I push hard against the door, fighting winter’s wind on the other side, stepping from the bright, cozy warmth of the passenger lounge into the dark night air. Brrrr. Baby it’s cold outside. Turning right toward the front of the Queen of New Westminster, my unzipped jacket flaps wildly. I pause, turning my back to the wind and do it up, pulling both my hoodie top and jacket hood over my head. Better; much better.
On the forward deck, directly under the bridge, I find the sweet spot, the quiet space created by the wind hitting the bow and being directed up and to either side over my head, the wind reduced to a moderate breeze. I am alone. I lean back against the cold steel of the vessel and take in the clear night sky above me.
In this moment I stand with Abraham, overcome by the brilliance of ten thousand points of light, my life – a single star in the brilliant hemisphere – seeming both small and significant at once. I remember a night in Fez three decades ago, the same canopy, the same wonder, the quiet assurance that, come what may, all will be well.
To my left on the distant horizon, the glow of Vancouver, adorned with a tiara of sparkling mountain ski slopes hanging as if in midair in the black void above her. To my right the brooding dark hulk of Gabriola, ringed at the base by a warm cincture of home lights burning. And dotted around in the vast, dark waters of the Strait of Georgia the lights of other vessels bear witness to Canada’s unending industry, fishers and loggers most prevalent here.
Vancouver Island, my first Canadian home, lies at the end of this ship’s wake, becoming a mere memory as we draw away. I’ve come to say goodbye.
Our four day journey saw us drive halfway up the eastern coast, taking the old Island Highway, enjoying the hospitality of friends and family, pausing in Black Creek to dust the snow off of the graves of our loved ones and sitting for a moment on the logs at Miracle Beach, like Adam and Eve, or whatever their names were in the aboriginal tongue and creation myth, when they emerged from these ocean waters ten thousand years ago. In the hours between, the windshield wipers making music with the rain, me driving and Renata resting her feet up on the dash, we talked. We talked as if talking would help us finally understand why we had come here in the first place, why we needed to leave, and what we left behind when we did. This place changed us, but how?
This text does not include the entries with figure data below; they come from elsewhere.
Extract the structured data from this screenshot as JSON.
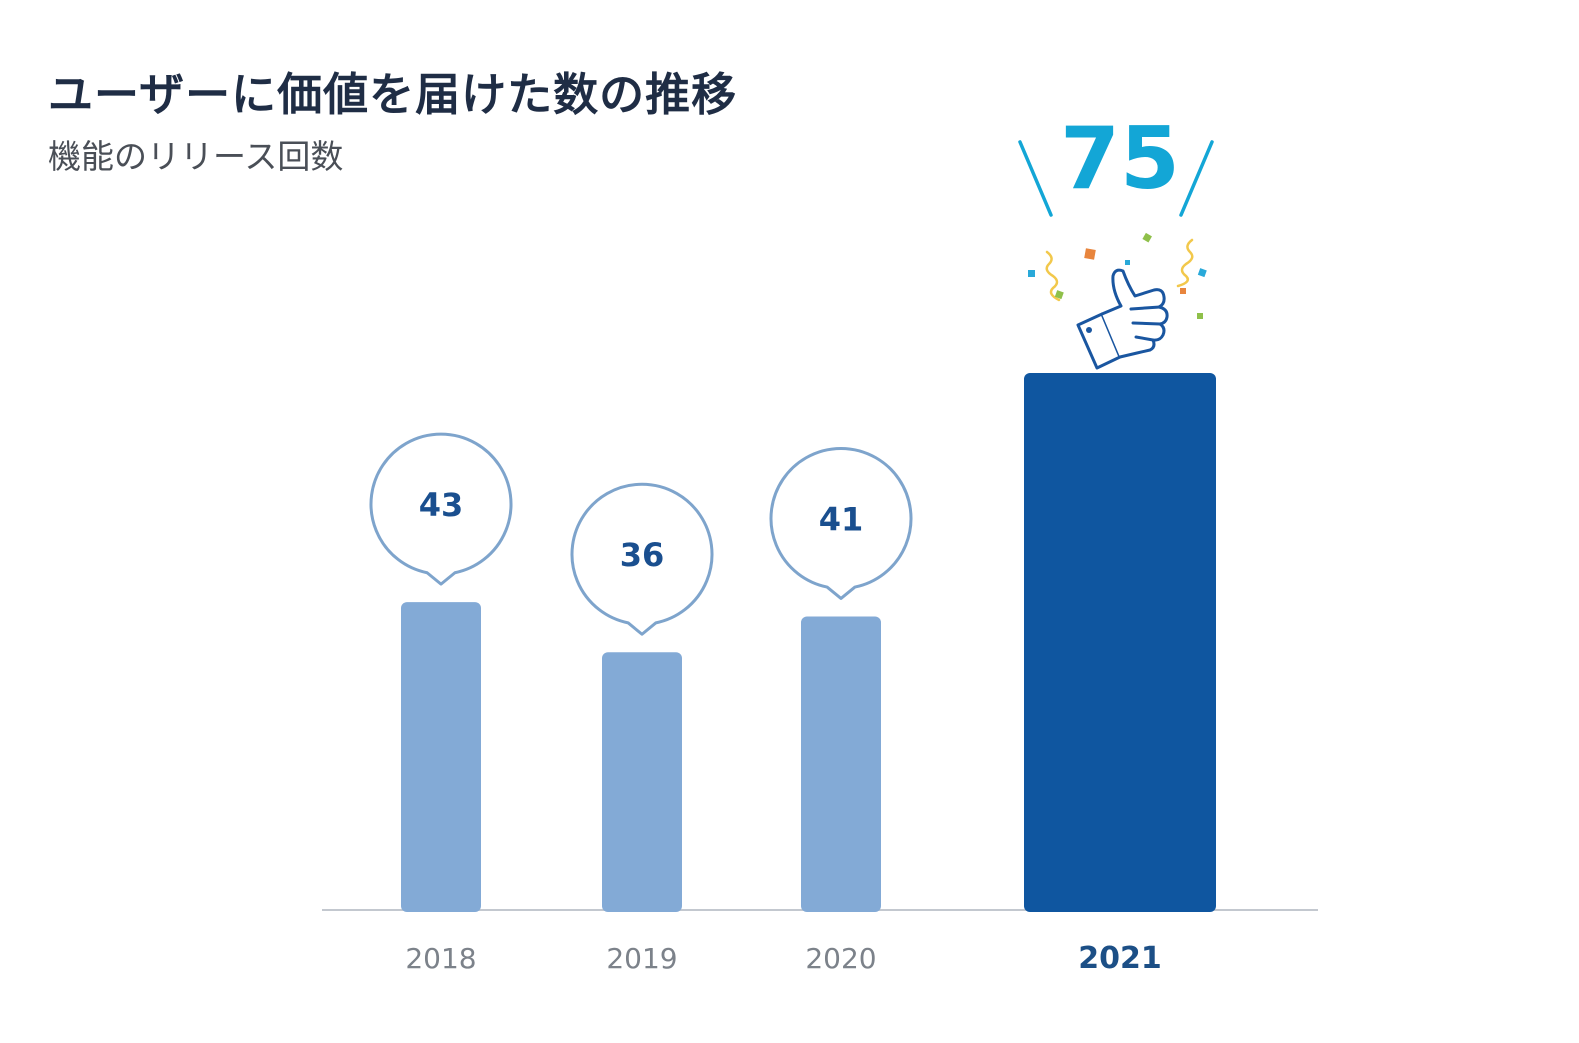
{
  "header": {
    "title": "ユーザーに価値を届けた数の推移",
    "subtitle": "機能のリリース回数"
  },
  "colors": {
    "bar_regular": "#83aad6",
    "bar_highlight": "#0f56a0",
    "bubble_stroke": "#7ea4cc",
    "value_text": "#1a4f8f",
    "highlight_value": "#13a6d6",
    "axis": "#c3c8cf",
    "tick_regular": "#7c828a",
    "tick_highlight": "#1c4f86"
  },
  "chart_data": {
    "type": "bar",
    "categories": [
      "2018",
      "2019",
      "2020",
      "2021"
    ],
    "values": [
      43,
      36,
      41,
      75
    ],
    "data_labels": [
      "43",
      "36",
      "41",
      "75"
    ],
    "highlight_category": "2021",
    "decoration": "thumbs-up-icon with confetti above highlighted bar",
    "xlabel": "",
    "ylabel": "",
    "ylim": [
      0,
      75
    ],
    "grid": false,
    "legend": "none"
  }
}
Tears well up in my eyes now, turning the points of light into oversized Van Gogh-inspired creations. How can a place that was never really home make me cry for it, long for it again, miss it even before it is gone? The words of Erasmus come to me: “Ik ben een wereldburger, mijn vaderland is overal; of eigenlijk ben ik een vreemdeling voor iedereen.” I am a citizen of the world, my homeland is everywhere; but really I am a stranger to everyone.
Farewell, Island. I shall miss your misty forests, your mountains running down to the sea, your fine and friendly people, your deer, otter, eagle, and orca. Hold our loved ones in your earth, hold them softly until we return, or their Saviour does. You have blessed us, delighted and perplexed us; changed us and made us better than we were when we first arrived on your rocky shores. For this we are grateful. Farewell now; be well.
(Written aboard the Queen of New Westminster, 29 December 2015.)